Bu ibretli itirafı yapan arkadaşa, kısa birlikteliğimizde neler anlatabiliriz, diye düşündük.

Aslında, bu tip ifade ve temenniler bazen lafzen bazen de hâlen denk geldiğimiz cinstendi. Kısmen de kendimiz ifade etmiyor olsak da bu arkadaşın bu hâlini pişmanlıktan öteye geçmeyen tövbelerimizle biz de yaşamıyor değildik. Pişmanlıklar önemli elbette ama bu günah ve hataya bir daha dönmemek anlamındaki tövbeye inkılap ederse, bir anlam ifade ediyor. Ama tövbenin ilk basamağı da elbette ki pişmanlık.

Bazen küçük günahları önemsemeyebiliyoruz. Halbuki küçük de olsa bunu devam ettirmek gafletine düşmeme garantimiz yok. Aman dikkat! Küçük de olsa, kusuru kime karşı işlediğimize bakıp o kusurun zannettiğimiz gibi küçük değil, büyük olduğunu anlamak mümkün.

Bunu böyle zihnimde mütalaa ederken 26.Söz'de geçen "Dua ve tevekkül meyalan-ı hayra büyük bir kuvvet verdiği gibi; istiğfar ve tövbe dahi meyalan-ı şerri keser, tecavüzatını kırar." cümlesi aklıma geldi.
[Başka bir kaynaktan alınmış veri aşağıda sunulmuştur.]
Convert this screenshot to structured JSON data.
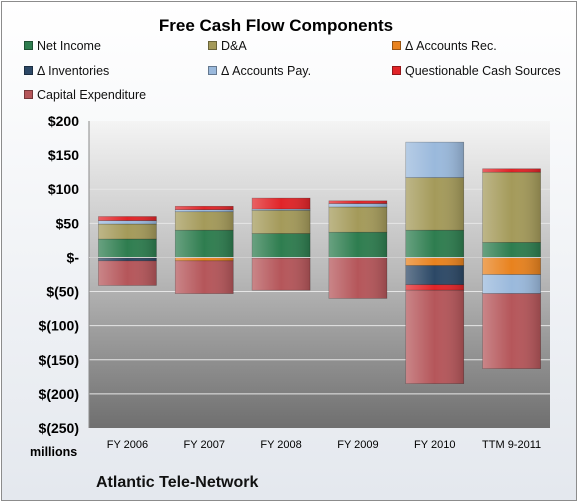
{
  "chart_data": {
    "type": "bar",
    "stacked": true,
    "title": "Free Cash Flow Components",
    "units_label": "millions",
    "footer": "Atlantic Tele-Network",
    "categories": [
      "FY 2006",
      "FY 2007",
      "FY 2008",
      "FY 2009",
      "FY 2010",
      "TTM 9-2011"
    ],
    "ylim": [
      -250,
      200
    ],
    "yticks": [
      200,
      150,
      100,
      50,
      0,
      -50,
      -100,
      -150,
      -200,
      -250
    ],
    "ytick_labels": [
      "$200",
      "$150",
      "$100",
      "$50",
      "$-",
      "$(50)",
      "$(100)",
      "$(150)",
      "$(200)",
      "$(250)"
    ],
    "grid": true,
    "legend_position": "top",
    "series": [
      {
        "name": "Net Income",
        "color": "#2e7d4f",
        "values": [
          27,
          40,
          35,
          37,
          40,
          22
        ]
      },
      {
        "name": "D&A",
        "color": "#a49a5a",
        "values": [
          22,
          27,
          34,
          37,
          77,
          103
        ]
      },
      {
        "name": "Δ Accounts Rec.",
        "color": "#e8821e",
        "values": [
          -1,
          -5,
          -1,
          0,
          -12,
          -25
        ]
      },
      {
        "name": "Δ Inventories",
        "color": "#2c4866",
        "values": [
          -4,
          0,
          0,
          0,
          -28,
          0
        ]
      },
      {
        "name": "Δ Accounts Pay.",
        "color": "#9ab9dc",
        "values": [
          5,
          3,
          2,
          5,
          52,
          -28
        ]
      },
      {
        "name": "Questionable Cash Sources",
        "color": "#e12428",
        "values": [
          6,
          5,
          16,
          4,
          -8,
          5
        ]
      },
      {
        "name": "Capital Expenditure",
        "color": "#b5565a",
        "values": [
          -36,
          -48,
          -47,
          -60,
          -137,
          -110
        ]
      }
    ]
  }
}
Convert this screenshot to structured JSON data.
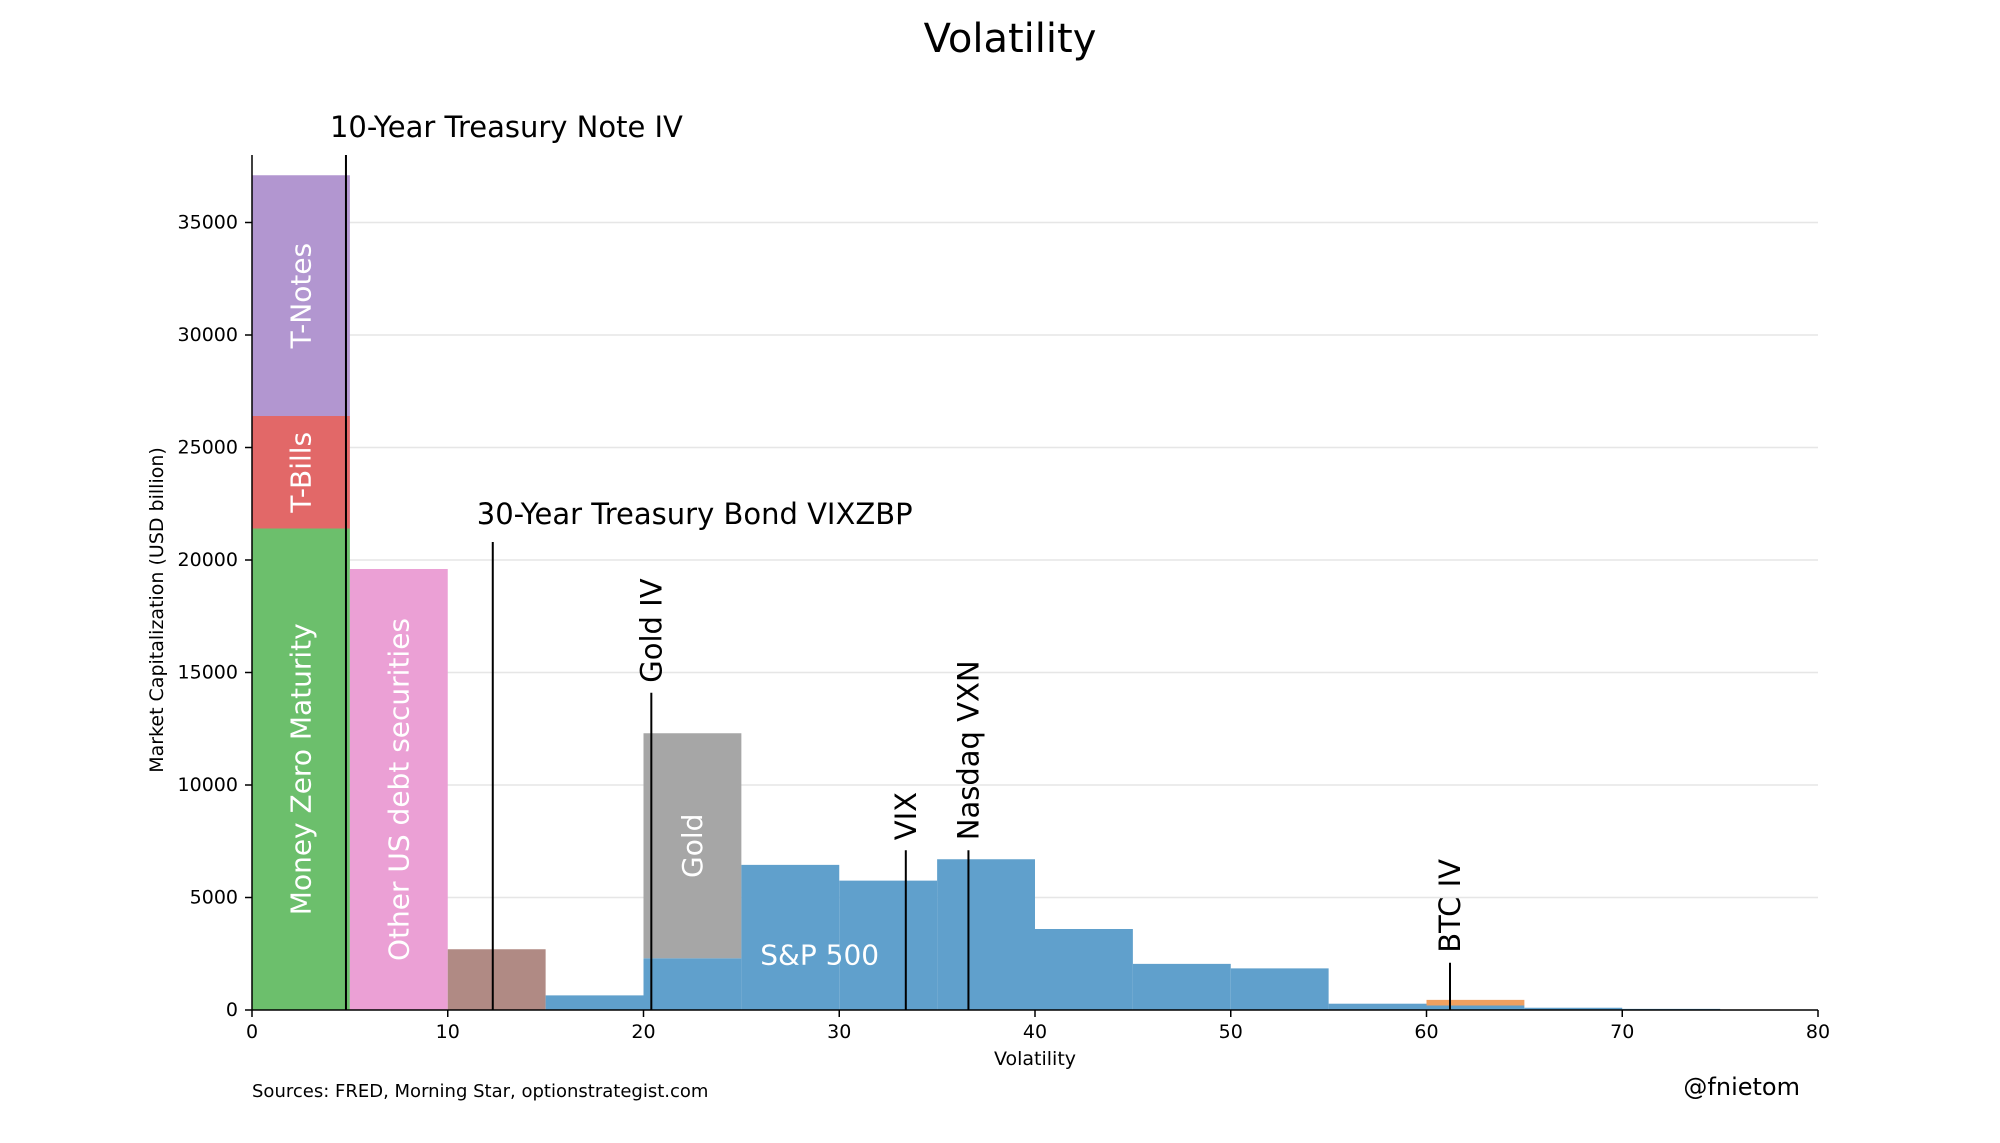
{
  "chart_data": {
    "type": "bar",
    "title": "Volatility",
    "xlabel": "Volatility",
    "ylabel": "Market Capitalization (USD billion)",
    "xlim": [
      0,
      80
    ],
    "ylim": [
      0,
      38000
    ],
    "xticks": [
      0,
      10,
      20,
      30,
      40,
      50,
      60,
      70,
      80
    ],
    "yticks": [
      0,
      5000,
      10000,
      15000,
      20000,
      25000,
      30000,
      35000
    ],
    "grid": "horizontal",
    "source": "Sources: FRED,  Morning Star, optionstrategist.com",
    "watermark": "@fnietom",
    "bars": [
      {
        "x0": 0,
        "x1": 5,
        "y0": 0,
        "y1": 21400,
        "color": "#6cbf6c",
        "label": "Money Zero Maturity"
      },
      {
        "x0": 0,
        "x1": 5,
        "y0": 21400,
        "y1": 26400,
        "color": "#e26868",
        "label": "T-Bills"
      },
      {
        "x0": 0,
        "x1": 5,
        "y0": 26400,
        "y1": 37100,
        "color": "#b296d0",
        "label": "T-Notes"
      },
      {
        "x0": 5,
        "x1": 10,
        "y0": 0,
        "y1": 19600,
        "color": "#eba0d5",
        "label": "Other US debt securities"
      },
      {
        "x0": 10,
        "x1": 15,
        "y0": 0,
        "y1": 2700,
        "color": "#b08a84",
        "label": ""
      },
      {
        "x0": 15,
        "x1": 20,
        "y0": 0,
        "y1": 650,
        "color": "#60a0cc",
        "label": ""
      },
      {
        "x0": 20,
        "x1": 25,
        "y0": 0,
        "y1": 2300,
        "color": "#60a0cc",
        "label": ""
      },
      {
        "x0": 20,
        "x1": 25,
        "y0": 2300,
        "y1": 12300,
        "color": "#a6a6a6",
        "label": "Gold"
      },
      {
        "x0": 25,
        "x1": 30,
        "y0": 0,
        "y1": 6450,
        "color": "#60a0cc",
        "label": ""
      },
      {
        "x0": 30,
        "x1": 35,
        "y0": 0,
        "y1": 5750,
        "color": "#60a0cc",
        "label": ""
      },
      {
        "x0": 35,
        "x1": 40,
        "y0": 0,
        "y1": 6700,
        "color": "#60a0cc",
        "label": ""
      },
      {
        "x0": 40,
        "x1": 45,
        "y0": 0,
        "y1": 3600,
        "color": "#60a0cc",
        "label": ""
      },
      {
        "x0": 45,
        "x1": 50,
        "y0": 0,
        "y1": 2050,
        "color": "#60a0cc",
        "label": ""
      },
      {
        "x0": 50,
        "x1": 55,
        "y0": 0,
        "y1": 1850,
        "color": "#60a0cc",
        "label": ""
      },
      {
        "x0": 55,
        "x1": 60,
        "y0": 0,
        "y1": 280,
        "color": "#60a0cc",
        "label": ""
      },
      {
        "x0": 60,
        "x1": 65,
        "y0": 0,
        "y1": 200,
        "color": "#60a0cc",
        "label": ""
      },
      {
        "x0": 60,
        "x1": 65,
        "y0": 200,
        "y1": 450,
        "color": "#f0a060",
        "label": ""
      },
      {
        "x0": 65,
        "x1": 70,
        "y0": 0,
        "y1": 100,
        "color": "#60a0cc",
        "label": ""
      },
      {
        "x0": 70,
        "x1": 75,
        "y0": 0,
        "y1": 50,
        "color": "#60a0cc",
        "label": ""
      }
    ],
    "sp500_label": {
      "text": "S&P 500",
      "x": 29,
      "y": 2450
    },
    "vlines": [
      {
        "x": 4.8,
        "top": 38000,
        "label": "10-Year Treasury Note IV",
        "orient": "horizontal"
      },
      {
        "x": 12.3,
        "top": 20800,
        "label": "30-Year Treasury Bond VIXZBP",
        "orient": "horizontal"
      },
      {
        "x": 20.4,
        "top": 14100,
        "label": "Gold IV",
        "orient": "vertical"
      },
      {
        "x": 33.4,
        "top": 7100,
        "label": "VIX",
        "orient": "vertical"
      },
      {
        "x": 36.6,
        "top": 7100,
        "label": "Nasdaq VXN",
        "orient": "vertical"
      },
      {
        "x": 61.2,
        "top": 2100,
        "label": "BTC IV",
        "orient": "vertical"
      }
    ]
  }
}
Gerçekten öyle değil mi? İstiğfar ve tövbe şerre, günaha olan meyli kırıyor, elini tutuyor, gözünü kapatıyor, aklına uyanıklık, iradene güç, ruhuna emniyet kazandırıyor. Hele bir de sağılan sütün geri dönememe katiyetinde bir kararlılık olursa. Bu kararlılık da içinde "zikir ve fikrin, şükür ve takvanın" bulunduğu epey bir temrin istiyor gerçekten.
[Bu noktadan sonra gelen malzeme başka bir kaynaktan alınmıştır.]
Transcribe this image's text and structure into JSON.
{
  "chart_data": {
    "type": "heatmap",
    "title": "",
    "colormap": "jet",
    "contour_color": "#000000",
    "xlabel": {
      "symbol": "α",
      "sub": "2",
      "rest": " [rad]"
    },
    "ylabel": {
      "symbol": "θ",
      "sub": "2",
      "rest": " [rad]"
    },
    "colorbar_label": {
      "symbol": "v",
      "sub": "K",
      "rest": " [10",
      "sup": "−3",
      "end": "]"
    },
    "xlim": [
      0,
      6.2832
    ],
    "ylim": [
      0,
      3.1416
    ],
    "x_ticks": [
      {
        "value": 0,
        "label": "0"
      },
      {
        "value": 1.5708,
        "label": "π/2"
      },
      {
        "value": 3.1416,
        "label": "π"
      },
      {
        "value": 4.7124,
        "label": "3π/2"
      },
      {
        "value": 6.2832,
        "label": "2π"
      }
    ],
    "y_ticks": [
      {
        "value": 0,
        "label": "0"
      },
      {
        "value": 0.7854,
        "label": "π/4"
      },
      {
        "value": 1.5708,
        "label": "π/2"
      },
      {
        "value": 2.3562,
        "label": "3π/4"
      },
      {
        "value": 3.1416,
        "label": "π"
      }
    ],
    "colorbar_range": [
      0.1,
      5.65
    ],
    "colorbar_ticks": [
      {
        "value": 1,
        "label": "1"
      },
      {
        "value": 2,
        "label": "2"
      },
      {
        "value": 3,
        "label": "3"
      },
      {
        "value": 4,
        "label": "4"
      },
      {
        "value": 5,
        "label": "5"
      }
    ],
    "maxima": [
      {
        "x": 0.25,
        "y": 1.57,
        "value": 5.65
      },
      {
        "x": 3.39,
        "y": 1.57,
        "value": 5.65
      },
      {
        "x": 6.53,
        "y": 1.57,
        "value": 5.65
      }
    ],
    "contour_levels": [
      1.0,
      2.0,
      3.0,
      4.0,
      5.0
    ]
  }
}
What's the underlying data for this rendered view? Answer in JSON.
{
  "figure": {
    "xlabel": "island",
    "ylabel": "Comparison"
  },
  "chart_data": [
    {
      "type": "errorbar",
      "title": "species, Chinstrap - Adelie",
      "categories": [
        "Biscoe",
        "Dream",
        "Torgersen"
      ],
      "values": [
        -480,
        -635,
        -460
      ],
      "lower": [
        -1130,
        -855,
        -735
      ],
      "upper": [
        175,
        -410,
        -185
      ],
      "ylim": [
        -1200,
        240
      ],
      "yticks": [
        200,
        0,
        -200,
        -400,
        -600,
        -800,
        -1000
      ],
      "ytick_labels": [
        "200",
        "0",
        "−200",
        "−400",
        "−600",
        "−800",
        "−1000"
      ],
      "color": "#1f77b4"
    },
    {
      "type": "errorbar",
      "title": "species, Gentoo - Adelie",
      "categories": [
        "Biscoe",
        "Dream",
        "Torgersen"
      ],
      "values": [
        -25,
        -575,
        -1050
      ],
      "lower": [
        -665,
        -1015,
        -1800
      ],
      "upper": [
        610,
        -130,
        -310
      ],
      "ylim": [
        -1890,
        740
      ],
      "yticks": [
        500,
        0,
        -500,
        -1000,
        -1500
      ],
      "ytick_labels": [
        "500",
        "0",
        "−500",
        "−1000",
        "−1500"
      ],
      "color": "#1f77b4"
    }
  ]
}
Hüsn-ü hatime (imanla kabre girme)sizi bilmem ama bu fakiri çok düşündürüyor. Çok merak ediyorum, bazen de heyecanlanıyorum. Cenab-ı Allah, dünyamıza kefil ama ahiretimize kefil değil ki. Yani dünyaya gelmek bizim elimizde olmadığından, bu dünyada bize kefil olarak misafir eden Rabbimiz, ahirette ebedî olarak misafir edeceğini bildiriyor ama oradaki misafirlik keyfiyetimizi bizi bırakmış. Bize verilen zaman ve cihazat sermayesini sadece "bu ehemmiyetsiz hayat-ı dünyeviye için değil, belki ehemmiyetli bir hayat-ı bakiye için verildiğini anlayan" ve akıllılık ederek bu azim sermayeyi "şükür, fikir ve zikirde" harcayanlar, kârlı çıkacak.
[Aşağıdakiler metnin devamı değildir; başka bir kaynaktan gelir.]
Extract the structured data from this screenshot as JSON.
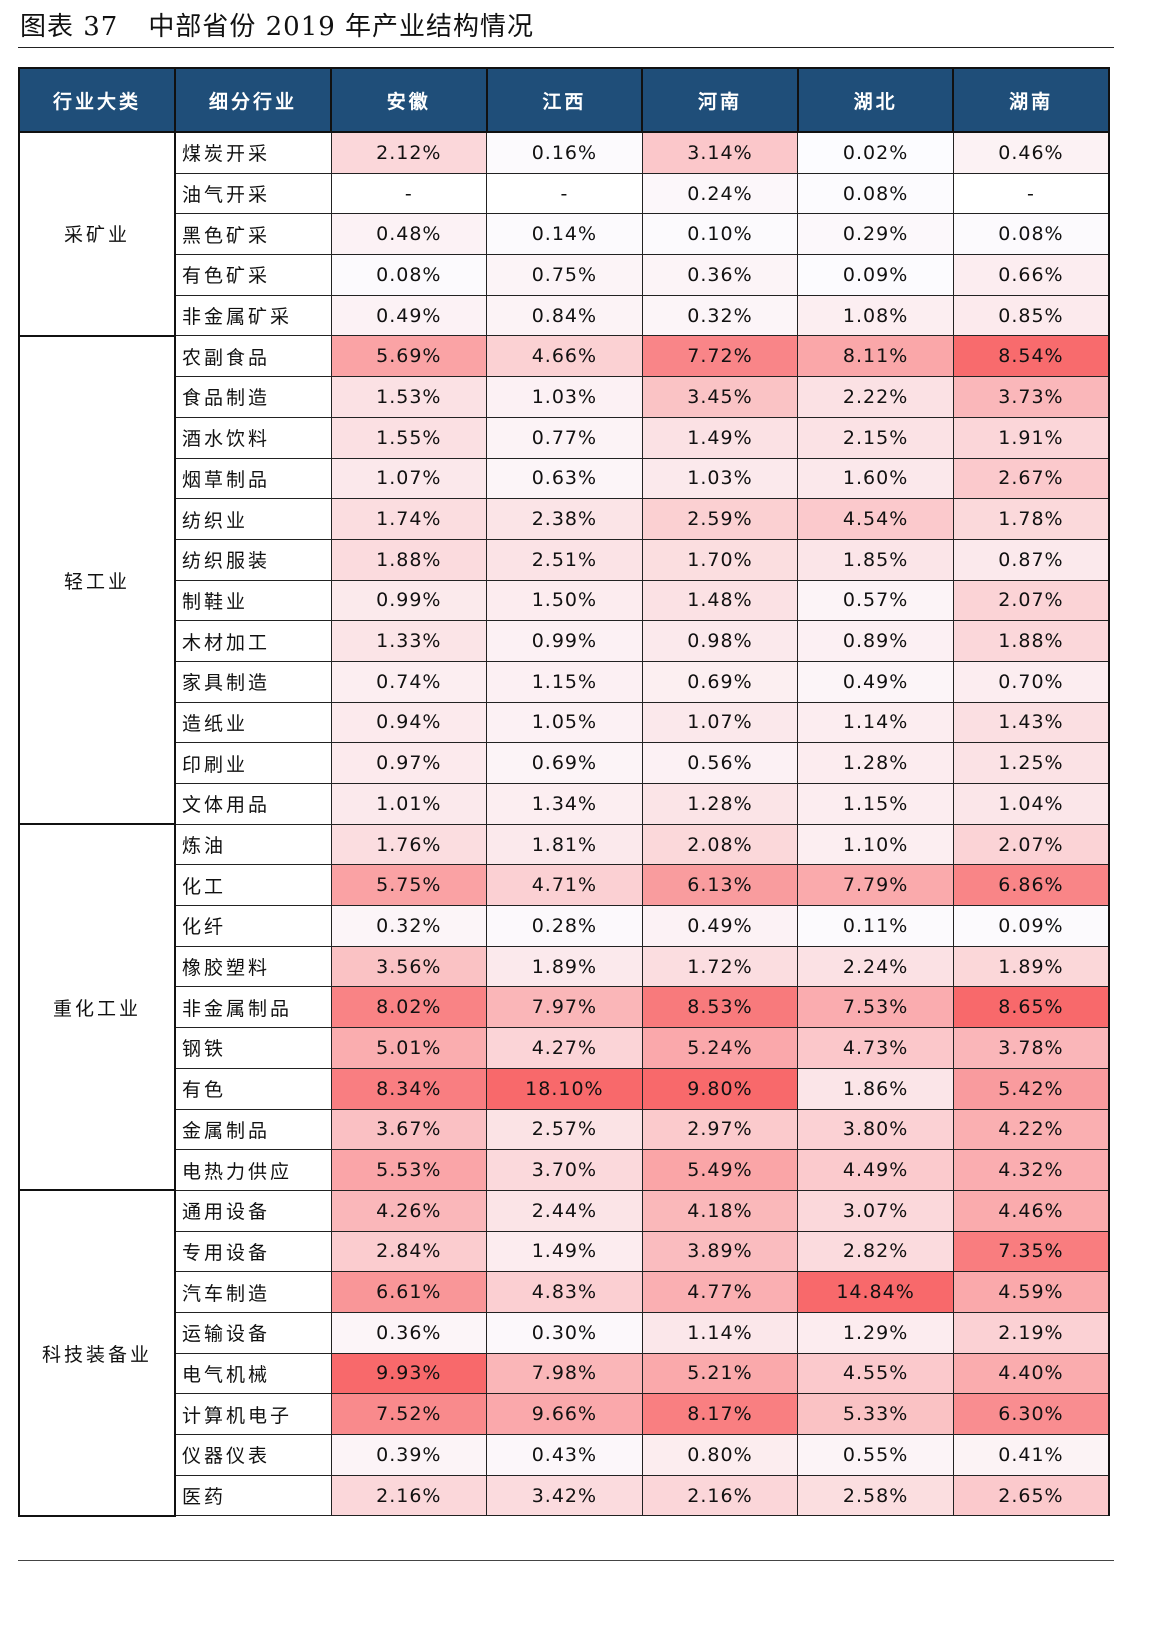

Biz yine akıbeti ile ilgili kendince hayaller kuran arkadaşa dönelim. Bu yazıyı yazdığım zaman, akşam derste de bu hususu biraz sesli düşünmeye çalıştık. Günah işlemeye devam eden arkadaşın, küfre düşmemek garantisi var mı acaba? Maalesef küfre düşen arkadaşlarda gördüğüm, hata ve günahların farkında olmadan onları inkârın eşiğine getirdiğidir. Şeytanın kalbinde marifete yer kalmayışına sebep, devamlı çöpleri karıştırması olmamış mıdır? Şerle olan bu meşguliyet, şeytanı artık Rabbini düşünemez keyfiyetine çeviriyor sonunda. İşte kalbin mühürlenmesi de bunun üzerine oluyor zaten. Bu kalplerin mühürlenmesi ile ilgili çok suallerle karşılaştık. "Benim kalbim mühürlüyse, suçum nedir, dönemem ki daha?" diyerek. bunu küfrüne medar yapanlar var. Halbuki kalbin kararması, ilm-i ilahiyede de malûm olan ve ıslahı mümkün olmayan kişiler için geçerli. Yani bu tiplerin zararlarından sakınılması için, Cenab-ı Allah uyarıyor müminleri. Etrafa zarar veren bir iş yerinin ikazlara kulak asmadan zarar vermeye devam etmesi hâlinde, belediyece mühürlenmesine benzetebiliriz bunu. Zehirlemekten lezzet alan, haşeratın yuvasına dönmüş kalp sahiplerinin zehrinden başkasının zarar görmemesi için, Cenab-ı Allah bu kalpleri mühürlemiş.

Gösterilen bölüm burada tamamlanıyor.